Il faut, toutefois, savoir que sur le plan chronologique, la péritonite a maintes façons de s’installer. Il y a la péritonite en un temps, qui fait suite directement à l’appendicite. La péritonite en deux temps avec l’appendicite toujours en premier lieu, s’en suit une période d’accalmie suivie par l’apparition de la péritonite et la péritonite en 3 temps là où il y a appendicite, ensuite l’abcès appendiculaire et enfin la péritonite.

          Une forme particulière, le plastron appendiculaire  mérite tout de même un petit clin d’œil bien qu’elle soit une complication rare. Le plastron est une masse mal limitée colmatée par les organes de voisinages dont le caecum, le grand épiploon, l’intestin grêle mais aussi la paroi abdominale antérieure, l’on parle d’ailleurs de blindage de la paroi ou d’un dédoublement de la paroi. Le tableau clinique se veut très « soft » avec des signes fonctionnels quasi-inexistants.   Sous un traitement bien établi, cette infection circonscrite évoluera vers la régression et l’appendicectomie sera réalisée ultérieurement. Sinon, cette masse, jusque là silencieuse, progressera vers la péritonite appendiculaire via l’abcédation.

Les patients ayant une crise appendiculaire atypique seront systématiquement hospitalisés, placés sous surveillance et bénéficieront, outre de l’apport de l’échographie et de la tomodensitométrie, de l’apport incontestable de la cœlioscopie. Cette technique a l’avantage de voir directement l’appendice, d’identifier l’origine des douleurs, d’établir l’état des lieux de la cavité abdominale et de réaliser un geste thérapeutique, si besoin ».

Quels sont les diagnostics différentiels à évoquer devant une appendicite ?

« Chez la femme jeune, on ne peut omettre d’évoquer la salpingite et la grossesse extra-utérine. Il y a aussi la lithiase urétérale, en quel cas, c’est l’échographie qui tranchera. Chez le sujet âgé, on rappellera, bien entendu, l’origine néoplasique.
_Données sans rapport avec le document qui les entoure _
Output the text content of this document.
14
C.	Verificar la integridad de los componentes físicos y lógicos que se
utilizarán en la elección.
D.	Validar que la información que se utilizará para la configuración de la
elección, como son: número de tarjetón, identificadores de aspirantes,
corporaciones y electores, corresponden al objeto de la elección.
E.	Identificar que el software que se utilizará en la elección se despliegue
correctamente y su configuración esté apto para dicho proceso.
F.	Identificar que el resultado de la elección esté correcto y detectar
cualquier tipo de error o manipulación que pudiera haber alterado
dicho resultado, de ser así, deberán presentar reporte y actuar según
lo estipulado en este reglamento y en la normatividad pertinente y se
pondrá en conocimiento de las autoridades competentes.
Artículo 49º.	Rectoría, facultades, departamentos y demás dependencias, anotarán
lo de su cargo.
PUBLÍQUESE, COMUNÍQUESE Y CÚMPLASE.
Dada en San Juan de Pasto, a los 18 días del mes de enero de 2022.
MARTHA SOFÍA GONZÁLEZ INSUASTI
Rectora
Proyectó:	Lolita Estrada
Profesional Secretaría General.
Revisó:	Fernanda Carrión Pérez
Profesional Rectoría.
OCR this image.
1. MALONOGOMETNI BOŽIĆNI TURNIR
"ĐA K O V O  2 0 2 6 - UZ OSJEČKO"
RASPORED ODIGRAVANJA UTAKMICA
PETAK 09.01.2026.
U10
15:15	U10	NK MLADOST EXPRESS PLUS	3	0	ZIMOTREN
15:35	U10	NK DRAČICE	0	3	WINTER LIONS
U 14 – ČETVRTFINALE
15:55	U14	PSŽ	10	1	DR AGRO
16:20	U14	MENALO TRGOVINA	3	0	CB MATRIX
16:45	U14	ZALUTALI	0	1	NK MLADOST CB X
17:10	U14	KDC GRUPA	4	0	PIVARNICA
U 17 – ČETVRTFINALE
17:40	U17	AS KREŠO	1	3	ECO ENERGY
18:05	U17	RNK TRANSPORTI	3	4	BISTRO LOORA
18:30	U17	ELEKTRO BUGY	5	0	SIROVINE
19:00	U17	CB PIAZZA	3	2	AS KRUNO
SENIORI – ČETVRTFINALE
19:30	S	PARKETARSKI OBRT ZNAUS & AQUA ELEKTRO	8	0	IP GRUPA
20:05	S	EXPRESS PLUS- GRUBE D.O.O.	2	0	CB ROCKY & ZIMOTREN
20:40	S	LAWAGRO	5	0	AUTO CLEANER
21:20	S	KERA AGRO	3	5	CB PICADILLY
Il y a aussi le diverticule de Meckel, ce dernier étant un vestige embryonnaire qui disparaît à la naissance mais qui peut persister chez 2% de la population.  Situé à 40cm de l’implantation du grêle dans le caecum, l’inflammation de ce diverticule rappelle en tous points l’appendicite ».

Les conseils du chirurgien…

« On ne cessera de rappeler qu’en cas de douleurs de la FID, c’est une appendicite jusqu’à preuve du contraire. En cas de diagnostic évident, il faut opérer. Dans le cas contraire, le patient devra être hospitalisé en milieu chirurgical sous étroite surveillance et les examens nécessaires réalisés pour confirmer ou infirmer le diagnostic. Sachez que plus la forme est compliquée, plus l’intervention est urgente.

De son côté, le patient qui présente des douleurs de la FID devra consulter sans délais et ne pas s’amuser à faire de l’automédication par des laxatifs, des antalgiques, des antispasmodiques, des AINS et des antibiotiques.  Ces médications donneront l’impression d’une fausse amélioration alors que les choses évoluent à bas bruit vers les complications.

L’appendicite est une pathologie simple, facile, de tt facile mais lorsqu’elle passe aux complications, tout devient difficile. Un abcès appendiculaire ou une péritonite appendiculaire, à travers le choc septique qu’elles entraînent, peuvent causer la mort.

Tout chirurgien est habilité à diagnostiquer une appendicite

« Contrairement à ce que pensent certaines personnes, nous sommes en train de former d’excellents médecins. Tout médecin généraliste bien fo
rmé doit savoir diagnostiquer une appendicite et tout chirurgien est capable de faire le diagnostic d’une appendicite même dans ses formes les plus atypiques. Il faut savoir éliminer une appendicite et ne pas laisser évoluer une véritable appendicite.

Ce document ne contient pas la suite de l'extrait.